Leading nutritional scientists from around the world gathered at the symposium to present the latest evidence supporting the role of tea in promoting optimal health.
There has been growing interest in the relationship between tea drinking, health promotion and disease prevention with over 9,000 publications now in the scientific literature.
With new findings from the international scientific community constantly lending credibility to the healthful properties of tea, speakers at the Sixth International Scientific Symposium on Tea and Human Health provided a comprehensive update on recent research on the benefits of drinking tea. tea on human health.
Tea is the second most consumed drink in the world after water. All teas come from Camellia sinensis plant. Tea contains flavonoids, natural compounds that are said to have antioxidant properties. Tea also contains L-theanine, an amino acid found primarily in tea.
Looking at existing data on tea and cancer prevention, higher intakes of tea consumption may reduce the risk of certain cancers. “There is evidence that tea flavonoids may act via antioxidant, anti-angiogenesis and anti-inflammatory mechanisms, as well as altering the profile of the gut microbiota. Tea is a beverage rich in flavonoids, which are bioactive compounds with several anticarcinogenic properties in experimental studies. Suggestive evidence indicates that drinking tea may reduce the risk of cancer of the bile ducts, breast, endometrium, liver and mouth,” he said.
“There is a growing body of research from around the world demonstrating that drinking tea can improve human health in several ways,” said symposium chair Jeffrey Blumberg, PhD, active professor emeritus at the Friedman School of Nutrition Science and Policy from Tufts University. .
“True teas – which include black, green, white, oolong and black – can make a significant contribution to promoting public health.
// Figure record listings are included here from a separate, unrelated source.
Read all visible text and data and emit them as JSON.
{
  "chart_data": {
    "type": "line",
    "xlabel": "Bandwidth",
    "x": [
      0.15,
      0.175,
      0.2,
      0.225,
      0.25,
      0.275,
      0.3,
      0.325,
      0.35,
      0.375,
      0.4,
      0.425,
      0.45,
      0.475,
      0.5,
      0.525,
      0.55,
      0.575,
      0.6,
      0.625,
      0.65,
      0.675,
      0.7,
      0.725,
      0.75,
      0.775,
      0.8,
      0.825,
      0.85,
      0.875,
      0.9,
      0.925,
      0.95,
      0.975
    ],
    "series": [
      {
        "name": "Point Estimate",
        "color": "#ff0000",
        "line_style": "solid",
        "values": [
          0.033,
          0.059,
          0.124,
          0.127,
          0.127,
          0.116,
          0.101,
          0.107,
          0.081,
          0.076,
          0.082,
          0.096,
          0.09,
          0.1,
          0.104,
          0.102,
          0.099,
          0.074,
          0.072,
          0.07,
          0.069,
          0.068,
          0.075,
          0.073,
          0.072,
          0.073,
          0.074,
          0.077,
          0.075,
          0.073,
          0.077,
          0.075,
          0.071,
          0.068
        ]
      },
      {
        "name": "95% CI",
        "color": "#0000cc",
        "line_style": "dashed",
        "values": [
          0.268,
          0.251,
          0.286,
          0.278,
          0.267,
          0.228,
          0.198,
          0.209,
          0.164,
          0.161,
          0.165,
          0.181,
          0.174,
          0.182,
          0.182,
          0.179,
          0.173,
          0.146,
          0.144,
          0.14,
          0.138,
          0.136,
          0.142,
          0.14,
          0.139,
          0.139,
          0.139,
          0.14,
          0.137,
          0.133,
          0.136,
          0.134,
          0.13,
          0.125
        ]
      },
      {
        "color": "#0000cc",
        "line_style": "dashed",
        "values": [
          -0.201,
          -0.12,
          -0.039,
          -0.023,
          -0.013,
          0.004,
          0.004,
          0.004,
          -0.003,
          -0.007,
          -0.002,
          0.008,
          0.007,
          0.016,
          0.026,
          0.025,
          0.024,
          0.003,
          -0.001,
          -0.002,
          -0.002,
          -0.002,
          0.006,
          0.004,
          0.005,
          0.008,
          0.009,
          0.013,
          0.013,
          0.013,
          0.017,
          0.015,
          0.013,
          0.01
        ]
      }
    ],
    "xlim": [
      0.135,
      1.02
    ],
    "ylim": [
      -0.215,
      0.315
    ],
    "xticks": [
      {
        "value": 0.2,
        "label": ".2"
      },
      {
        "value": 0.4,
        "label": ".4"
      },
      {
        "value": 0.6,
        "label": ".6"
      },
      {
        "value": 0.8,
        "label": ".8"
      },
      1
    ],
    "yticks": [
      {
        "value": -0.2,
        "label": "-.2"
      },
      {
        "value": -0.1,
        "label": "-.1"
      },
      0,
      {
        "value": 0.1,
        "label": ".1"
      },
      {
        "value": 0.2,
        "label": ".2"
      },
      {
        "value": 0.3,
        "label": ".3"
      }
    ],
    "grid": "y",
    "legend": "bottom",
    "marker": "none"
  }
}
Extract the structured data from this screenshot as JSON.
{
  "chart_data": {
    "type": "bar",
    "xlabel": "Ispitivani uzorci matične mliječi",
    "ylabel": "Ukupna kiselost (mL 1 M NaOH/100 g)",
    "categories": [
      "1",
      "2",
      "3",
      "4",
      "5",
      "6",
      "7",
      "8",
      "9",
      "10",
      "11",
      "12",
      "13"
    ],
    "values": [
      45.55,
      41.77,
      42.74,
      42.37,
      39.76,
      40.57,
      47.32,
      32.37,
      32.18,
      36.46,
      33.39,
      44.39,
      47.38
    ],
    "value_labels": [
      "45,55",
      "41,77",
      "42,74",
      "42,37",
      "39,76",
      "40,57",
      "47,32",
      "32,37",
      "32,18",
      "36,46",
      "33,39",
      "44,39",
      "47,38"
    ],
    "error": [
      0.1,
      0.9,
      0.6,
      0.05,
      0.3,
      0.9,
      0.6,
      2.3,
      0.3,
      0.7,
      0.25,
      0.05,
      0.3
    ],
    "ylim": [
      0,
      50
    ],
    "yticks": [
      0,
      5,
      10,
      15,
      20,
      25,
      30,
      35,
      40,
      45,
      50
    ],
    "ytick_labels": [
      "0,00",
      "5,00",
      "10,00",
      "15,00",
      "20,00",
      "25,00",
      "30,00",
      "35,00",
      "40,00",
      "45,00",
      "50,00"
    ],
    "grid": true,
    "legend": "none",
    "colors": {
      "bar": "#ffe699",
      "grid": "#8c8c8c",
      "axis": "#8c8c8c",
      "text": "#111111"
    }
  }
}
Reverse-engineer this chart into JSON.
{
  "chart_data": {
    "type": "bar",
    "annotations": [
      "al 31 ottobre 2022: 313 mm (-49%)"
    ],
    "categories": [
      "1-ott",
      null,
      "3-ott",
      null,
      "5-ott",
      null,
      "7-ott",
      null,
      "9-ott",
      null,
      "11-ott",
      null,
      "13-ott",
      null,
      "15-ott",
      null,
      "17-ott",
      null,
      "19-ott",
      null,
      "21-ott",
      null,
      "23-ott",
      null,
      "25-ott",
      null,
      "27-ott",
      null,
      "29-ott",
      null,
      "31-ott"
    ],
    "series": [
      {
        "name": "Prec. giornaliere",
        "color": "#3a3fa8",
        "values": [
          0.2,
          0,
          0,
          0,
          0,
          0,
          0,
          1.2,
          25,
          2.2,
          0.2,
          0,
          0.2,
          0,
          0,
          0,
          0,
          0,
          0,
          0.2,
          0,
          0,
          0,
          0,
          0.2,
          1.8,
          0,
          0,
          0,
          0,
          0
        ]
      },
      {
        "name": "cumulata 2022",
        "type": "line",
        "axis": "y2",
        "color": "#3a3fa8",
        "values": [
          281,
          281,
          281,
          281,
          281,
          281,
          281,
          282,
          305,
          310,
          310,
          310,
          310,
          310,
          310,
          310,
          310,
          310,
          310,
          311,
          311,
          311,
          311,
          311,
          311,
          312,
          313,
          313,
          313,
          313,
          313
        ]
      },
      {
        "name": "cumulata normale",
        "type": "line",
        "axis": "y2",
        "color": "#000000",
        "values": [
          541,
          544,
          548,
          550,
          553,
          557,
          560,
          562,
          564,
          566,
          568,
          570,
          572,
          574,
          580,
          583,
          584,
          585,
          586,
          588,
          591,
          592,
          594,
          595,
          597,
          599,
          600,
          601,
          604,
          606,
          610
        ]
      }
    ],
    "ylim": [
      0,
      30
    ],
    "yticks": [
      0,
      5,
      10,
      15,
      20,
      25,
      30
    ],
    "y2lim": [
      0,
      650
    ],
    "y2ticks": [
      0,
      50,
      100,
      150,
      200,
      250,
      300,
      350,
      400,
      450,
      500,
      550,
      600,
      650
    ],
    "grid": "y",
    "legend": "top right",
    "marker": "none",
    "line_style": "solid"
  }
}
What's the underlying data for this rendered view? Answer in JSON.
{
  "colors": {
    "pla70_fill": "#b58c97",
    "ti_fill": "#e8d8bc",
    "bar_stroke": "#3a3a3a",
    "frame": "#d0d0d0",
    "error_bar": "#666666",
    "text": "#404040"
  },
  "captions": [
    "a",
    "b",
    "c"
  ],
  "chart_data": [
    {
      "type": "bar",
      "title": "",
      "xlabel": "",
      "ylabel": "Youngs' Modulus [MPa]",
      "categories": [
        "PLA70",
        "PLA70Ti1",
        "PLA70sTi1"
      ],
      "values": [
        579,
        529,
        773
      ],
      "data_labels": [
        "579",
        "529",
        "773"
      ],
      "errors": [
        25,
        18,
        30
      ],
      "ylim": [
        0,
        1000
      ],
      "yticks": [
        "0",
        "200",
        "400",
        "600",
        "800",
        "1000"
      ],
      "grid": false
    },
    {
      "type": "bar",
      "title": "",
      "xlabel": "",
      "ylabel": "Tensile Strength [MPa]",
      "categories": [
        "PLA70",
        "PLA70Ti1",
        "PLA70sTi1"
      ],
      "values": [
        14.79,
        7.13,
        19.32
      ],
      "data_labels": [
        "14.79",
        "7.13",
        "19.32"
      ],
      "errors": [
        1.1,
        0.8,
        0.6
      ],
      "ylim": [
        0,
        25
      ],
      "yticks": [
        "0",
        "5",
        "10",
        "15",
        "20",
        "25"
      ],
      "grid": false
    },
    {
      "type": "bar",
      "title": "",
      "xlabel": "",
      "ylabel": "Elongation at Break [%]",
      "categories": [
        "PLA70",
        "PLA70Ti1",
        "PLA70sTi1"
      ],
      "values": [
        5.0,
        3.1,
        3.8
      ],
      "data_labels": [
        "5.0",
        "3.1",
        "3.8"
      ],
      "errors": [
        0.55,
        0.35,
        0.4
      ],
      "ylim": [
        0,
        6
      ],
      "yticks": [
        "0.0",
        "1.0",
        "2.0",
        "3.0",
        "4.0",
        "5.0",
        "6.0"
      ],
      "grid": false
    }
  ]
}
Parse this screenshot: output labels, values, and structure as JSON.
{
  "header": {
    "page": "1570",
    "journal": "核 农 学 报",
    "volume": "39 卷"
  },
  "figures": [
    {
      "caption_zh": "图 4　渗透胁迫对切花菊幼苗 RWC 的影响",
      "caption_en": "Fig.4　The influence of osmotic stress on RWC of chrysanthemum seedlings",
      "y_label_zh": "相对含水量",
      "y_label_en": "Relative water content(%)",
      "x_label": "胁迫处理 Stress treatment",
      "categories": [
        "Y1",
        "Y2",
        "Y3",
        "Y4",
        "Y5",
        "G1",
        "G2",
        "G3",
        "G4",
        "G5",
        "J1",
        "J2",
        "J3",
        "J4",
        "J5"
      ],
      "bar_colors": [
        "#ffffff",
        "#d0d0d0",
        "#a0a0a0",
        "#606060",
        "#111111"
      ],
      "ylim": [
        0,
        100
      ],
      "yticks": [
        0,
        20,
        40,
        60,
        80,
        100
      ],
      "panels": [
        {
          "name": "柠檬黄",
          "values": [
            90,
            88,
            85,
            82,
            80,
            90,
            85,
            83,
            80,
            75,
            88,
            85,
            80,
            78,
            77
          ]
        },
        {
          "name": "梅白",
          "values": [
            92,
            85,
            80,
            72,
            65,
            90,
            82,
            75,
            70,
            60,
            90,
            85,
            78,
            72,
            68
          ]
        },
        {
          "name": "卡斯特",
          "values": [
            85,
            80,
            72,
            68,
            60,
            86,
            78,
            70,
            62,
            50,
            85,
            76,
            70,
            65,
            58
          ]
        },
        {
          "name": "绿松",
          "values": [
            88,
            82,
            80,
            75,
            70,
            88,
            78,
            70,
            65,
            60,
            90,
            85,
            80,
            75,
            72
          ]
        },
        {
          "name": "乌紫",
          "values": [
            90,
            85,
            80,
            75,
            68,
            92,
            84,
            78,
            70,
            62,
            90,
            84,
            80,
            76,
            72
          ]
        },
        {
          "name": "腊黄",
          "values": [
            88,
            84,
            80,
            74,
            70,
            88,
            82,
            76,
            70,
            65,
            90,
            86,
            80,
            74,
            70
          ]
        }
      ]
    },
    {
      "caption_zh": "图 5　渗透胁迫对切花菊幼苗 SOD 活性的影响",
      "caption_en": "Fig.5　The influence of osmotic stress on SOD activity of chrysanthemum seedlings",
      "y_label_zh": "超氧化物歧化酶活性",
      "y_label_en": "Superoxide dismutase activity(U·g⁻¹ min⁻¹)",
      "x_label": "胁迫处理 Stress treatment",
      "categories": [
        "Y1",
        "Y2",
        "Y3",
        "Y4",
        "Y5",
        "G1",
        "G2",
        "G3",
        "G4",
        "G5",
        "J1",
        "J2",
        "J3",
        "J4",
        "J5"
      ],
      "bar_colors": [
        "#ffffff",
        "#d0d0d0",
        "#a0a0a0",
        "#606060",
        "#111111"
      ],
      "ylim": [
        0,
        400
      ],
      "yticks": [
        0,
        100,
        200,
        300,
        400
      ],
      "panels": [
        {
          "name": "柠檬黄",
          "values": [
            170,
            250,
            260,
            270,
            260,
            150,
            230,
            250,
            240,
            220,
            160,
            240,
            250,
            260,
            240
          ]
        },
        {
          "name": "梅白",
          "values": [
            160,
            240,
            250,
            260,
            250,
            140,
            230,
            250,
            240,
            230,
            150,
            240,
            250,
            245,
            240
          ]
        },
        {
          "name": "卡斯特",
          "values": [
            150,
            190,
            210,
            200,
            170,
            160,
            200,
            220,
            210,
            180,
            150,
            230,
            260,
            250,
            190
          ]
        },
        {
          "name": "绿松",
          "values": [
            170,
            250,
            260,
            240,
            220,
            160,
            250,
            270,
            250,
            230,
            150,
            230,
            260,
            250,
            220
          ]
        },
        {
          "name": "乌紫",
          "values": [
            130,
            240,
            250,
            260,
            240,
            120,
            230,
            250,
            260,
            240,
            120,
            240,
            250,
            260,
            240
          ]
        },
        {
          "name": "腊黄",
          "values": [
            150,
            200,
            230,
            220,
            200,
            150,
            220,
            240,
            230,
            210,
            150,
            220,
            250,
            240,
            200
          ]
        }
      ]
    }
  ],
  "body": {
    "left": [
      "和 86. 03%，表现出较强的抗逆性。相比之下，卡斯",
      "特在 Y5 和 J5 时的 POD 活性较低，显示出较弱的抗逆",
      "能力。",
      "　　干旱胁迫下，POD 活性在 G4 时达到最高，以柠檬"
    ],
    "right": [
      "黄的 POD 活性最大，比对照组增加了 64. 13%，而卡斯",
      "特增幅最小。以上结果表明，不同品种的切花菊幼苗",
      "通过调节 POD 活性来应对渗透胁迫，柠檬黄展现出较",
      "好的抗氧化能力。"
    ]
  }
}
The evidence presented at this symposium reveals results – ranging from suggestive to compelling – about the benefits of tea on cancer, cardiometabolic disease, cognitive performance and immune function.
Tea contains flavonoids, natural compounds that have antioxidant properties. The flavonoids in tea provide bioactive compounds that help neutralize free radicals that can damage elements in the body, such as genetic material and lipids, and contribute to chronic disease. Tea also contains L-theanine, an amino acid found primarily in tea.
“Tea can help support your immune system and increase your body’s resistance to disease,” says Dayong Wu, Associate of the Nutritional Immunology Laboratory at the USDA Jean Mayer Center for Aging Research in Human Nutrition. Tufts University. “If you do get sick, tea can help your body respond more effectively to illness by getting rid of infection and can also lessen its severity when it does occur.”
When it comes to cognitive function, it turns out that tea can provide significant benefits. “There is strong evidence that tea and its constituents appear to be beneficial under stressful conditions. The deepest cognitive domain that tea seems to work on is attention and alertness,” says Louise Dye, professor of nutrition and behavior at the University of Leeds. “With these effects on attention, tea is an optimal drink of choice during a time of high stress and burnout around the world.”
Recent high-quality data from long-term prospective cohort studies indicate that higher intakes of tea – from as little as one cup per day and up to 5-6 per day – are associated with reduced risk of dementia.
“This bountiful drink is one that consumers can easily add to enhance their diet and create a healthier, longer life for themselves,” says Taylor Wallace, a professor in the Department of Nutrition and Food Studies at George Mason University.